I thought of my Dad, back home listening to the radio. This, one Wembley trip too many to contemplate. I wished that he was stood next to me.
I knew it could all change. It did. But for forty five minutes I felt on top of the world. At half time I saw and hugged a Blade I know from twitter. We stood in queues, wide eyed in wonder. We deserved this. We had lost concentration once and been punished, but that aside we had performed way above any expectations.
We will tire, got to keep it solid for ten or fifteen minutes, we said. We have a chance then.
In the end, neither happened. Facing an onslaught after positive half time changes by Steve Bruce we found ourselves 4-2 down and seemingly down and out. Then in the final 90 seconds of normal time we scored. We had a chance and nothing to lose.
Throwing caution to the wind in injury time time, Harry Maguire burst forward. His shot was blocked and Hull broke scoring a fifth goal.
As one, the 32,000 Blades fans started applauding and cheering their team, with the Hull fans in raptures at the opposite end having sealed victory. It's something I've never seen or experienced before. Pride in the team. Pride in the club. Acknowledgment that we had lost, but by heck we had given it a go. And Hull knew it.
Ultimately the result is tinged with disappointment. When you lead 2-1 and eventually lose there is bound to be that emotion. But the fans lifted their arms, stuck out their chests and applauded the crestfallen players in red and white shirts.
Much has changed at Sheffield United in the last 7 months, most - if not all - of it for the better.
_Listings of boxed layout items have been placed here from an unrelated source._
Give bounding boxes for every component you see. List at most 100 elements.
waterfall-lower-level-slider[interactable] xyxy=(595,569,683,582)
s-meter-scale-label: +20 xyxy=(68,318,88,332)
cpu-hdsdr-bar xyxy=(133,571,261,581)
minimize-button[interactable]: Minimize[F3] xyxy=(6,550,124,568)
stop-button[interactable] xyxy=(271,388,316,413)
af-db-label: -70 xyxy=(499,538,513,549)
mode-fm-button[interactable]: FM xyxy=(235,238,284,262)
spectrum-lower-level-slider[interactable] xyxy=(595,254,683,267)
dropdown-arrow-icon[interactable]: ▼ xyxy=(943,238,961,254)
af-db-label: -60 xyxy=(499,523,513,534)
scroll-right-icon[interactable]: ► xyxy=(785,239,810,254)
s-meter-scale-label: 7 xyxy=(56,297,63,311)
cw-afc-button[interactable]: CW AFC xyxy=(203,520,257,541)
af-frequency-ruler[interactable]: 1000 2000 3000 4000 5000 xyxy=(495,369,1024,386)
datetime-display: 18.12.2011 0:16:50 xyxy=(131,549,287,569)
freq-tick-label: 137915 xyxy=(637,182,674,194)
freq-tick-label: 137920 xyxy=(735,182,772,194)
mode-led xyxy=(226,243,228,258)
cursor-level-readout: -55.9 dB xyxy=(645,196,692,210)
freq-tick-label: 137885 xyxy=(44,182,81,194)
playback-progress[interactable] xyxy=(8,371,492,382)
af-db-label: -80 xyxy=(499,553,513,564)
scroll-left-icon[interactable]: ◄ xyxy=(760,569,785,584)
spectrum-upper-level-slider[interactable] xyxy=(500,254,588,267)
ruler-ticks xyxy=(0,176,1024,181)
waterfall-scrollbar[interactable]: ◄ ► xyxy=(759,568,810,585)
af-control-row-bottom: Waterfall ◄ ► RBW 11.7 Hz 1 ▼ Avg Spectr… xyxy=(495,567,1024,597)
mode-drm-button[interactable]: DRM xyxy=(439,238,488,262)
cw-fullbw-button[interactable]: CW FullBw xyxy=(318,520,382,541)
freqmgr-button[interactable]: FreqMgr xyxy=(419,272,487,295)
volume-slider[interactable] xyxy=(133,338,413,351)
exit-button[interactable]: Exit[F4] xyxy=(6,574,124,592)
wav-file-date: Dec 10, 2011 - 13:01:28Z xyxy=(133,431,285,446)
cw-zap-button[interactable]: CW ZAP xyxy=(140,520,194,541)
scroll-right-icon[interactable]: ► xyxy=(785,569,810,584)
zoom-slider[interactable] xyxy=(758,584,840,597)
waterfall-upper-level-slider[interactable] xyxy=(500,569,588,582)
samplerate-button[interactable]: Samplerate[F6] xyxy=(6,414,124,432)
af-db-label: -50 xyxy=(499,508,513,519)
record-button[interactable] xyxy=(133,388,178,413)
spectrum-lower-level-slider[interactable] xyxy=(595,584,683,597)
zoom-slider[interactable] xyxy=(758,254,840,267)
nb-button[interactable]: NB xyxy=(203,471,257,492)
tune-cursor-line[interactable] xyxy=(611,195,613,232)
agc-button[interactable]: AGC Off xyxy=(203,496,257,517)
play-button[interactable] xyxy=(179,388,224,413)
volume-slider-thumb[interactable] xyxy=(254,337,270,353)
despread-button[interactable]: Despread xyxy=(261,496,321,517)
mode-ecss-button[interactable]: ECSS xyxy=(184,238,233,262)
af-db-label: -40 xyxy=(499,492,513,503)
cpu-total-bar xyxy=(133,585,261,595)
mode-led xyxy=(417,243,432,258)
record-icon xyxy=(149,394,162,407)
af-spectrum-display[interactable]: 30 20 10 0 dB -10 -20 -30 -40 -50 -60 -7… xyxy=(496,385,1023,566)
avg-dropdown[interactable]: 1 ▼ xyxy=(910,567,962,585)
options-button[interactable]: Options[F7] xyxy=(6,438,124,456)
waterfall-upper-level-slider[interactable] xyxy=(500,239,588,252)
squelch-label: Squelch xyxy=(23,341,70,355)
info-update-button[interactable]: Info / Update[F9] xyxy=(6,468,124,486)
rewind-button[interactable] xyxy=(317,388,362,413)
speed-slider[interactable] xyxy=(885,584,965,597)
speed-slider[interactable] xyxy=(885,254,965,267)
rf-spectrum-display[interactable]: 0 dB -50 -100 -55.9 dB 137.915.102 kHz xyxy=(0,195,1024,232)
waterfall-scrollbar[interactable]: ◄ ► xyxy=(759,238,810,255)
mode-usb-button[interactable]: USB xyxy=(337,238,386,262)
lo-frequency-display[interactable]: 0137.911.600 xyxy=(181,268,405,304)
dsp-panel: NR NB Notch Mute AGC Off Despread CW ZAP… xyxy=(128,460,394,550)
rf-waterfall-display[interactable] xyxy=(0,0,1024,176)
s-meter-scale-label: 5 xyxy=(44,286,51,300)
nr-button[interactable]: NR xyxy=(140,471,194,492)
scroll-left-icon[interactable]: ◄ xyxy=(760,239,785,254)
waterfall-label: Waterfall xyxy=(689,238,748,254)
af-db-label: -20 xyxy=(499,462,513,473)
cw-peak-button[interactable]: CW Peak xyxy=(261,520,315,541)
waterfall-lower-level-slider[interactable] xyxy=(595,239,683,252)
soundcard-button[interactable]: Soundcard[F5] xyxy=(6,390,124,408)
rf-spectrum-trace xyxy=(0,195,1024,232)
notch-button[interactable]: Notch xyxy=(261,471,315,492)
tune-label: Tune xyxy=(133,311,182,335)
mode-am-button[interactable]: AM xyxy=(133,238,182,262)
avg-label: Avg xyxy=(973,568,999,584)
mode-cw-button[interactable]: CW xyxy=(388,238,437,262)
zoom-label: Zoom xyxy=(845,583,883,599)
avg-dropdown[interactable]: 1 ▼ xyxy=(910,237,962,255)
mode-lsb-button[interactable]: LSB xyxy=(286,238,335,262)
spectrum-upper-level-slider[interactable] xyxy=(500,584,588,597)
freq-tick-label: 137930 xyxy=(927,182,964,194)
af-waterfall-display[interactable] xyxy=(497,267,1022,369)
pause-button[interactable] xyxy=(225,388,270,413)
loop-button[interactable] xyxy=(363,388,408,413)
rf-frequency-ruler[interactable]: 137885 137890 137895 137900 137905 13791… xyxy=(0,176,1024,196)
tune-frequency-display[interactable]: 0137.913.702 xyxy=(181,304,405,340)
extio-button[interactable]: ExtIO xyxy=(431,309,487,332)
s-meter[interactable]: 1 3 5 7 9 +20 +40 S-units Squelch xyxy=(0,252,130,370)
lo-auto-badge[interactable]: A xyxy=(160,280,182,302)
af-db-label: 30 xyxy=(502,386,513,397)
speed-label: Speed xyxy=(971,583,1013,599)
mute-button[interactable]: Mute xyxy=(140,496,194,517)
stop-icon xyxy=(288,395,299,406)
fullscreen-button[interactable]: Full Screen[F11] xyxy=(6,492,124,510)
We are a couple of players, a striker in particular, away from a successful side. The cup run, allied with the upturn in league form, makes the retention and recruitment of players an easier task.
Off the pitch the club is operating more efficiently and creatively, with communication much improved and a genuine unification of fans, players, staff and board members.
People left Wembley tonight in a positive mood. A seemingly hard concept for some fans of other clubs to consider. We had conceded five they said, what is there to be happy about? How little they know.
As the sun disappears beyond the horizon and the day is ending, it is clear that United are moving in a positive direction. And today is only the beginning.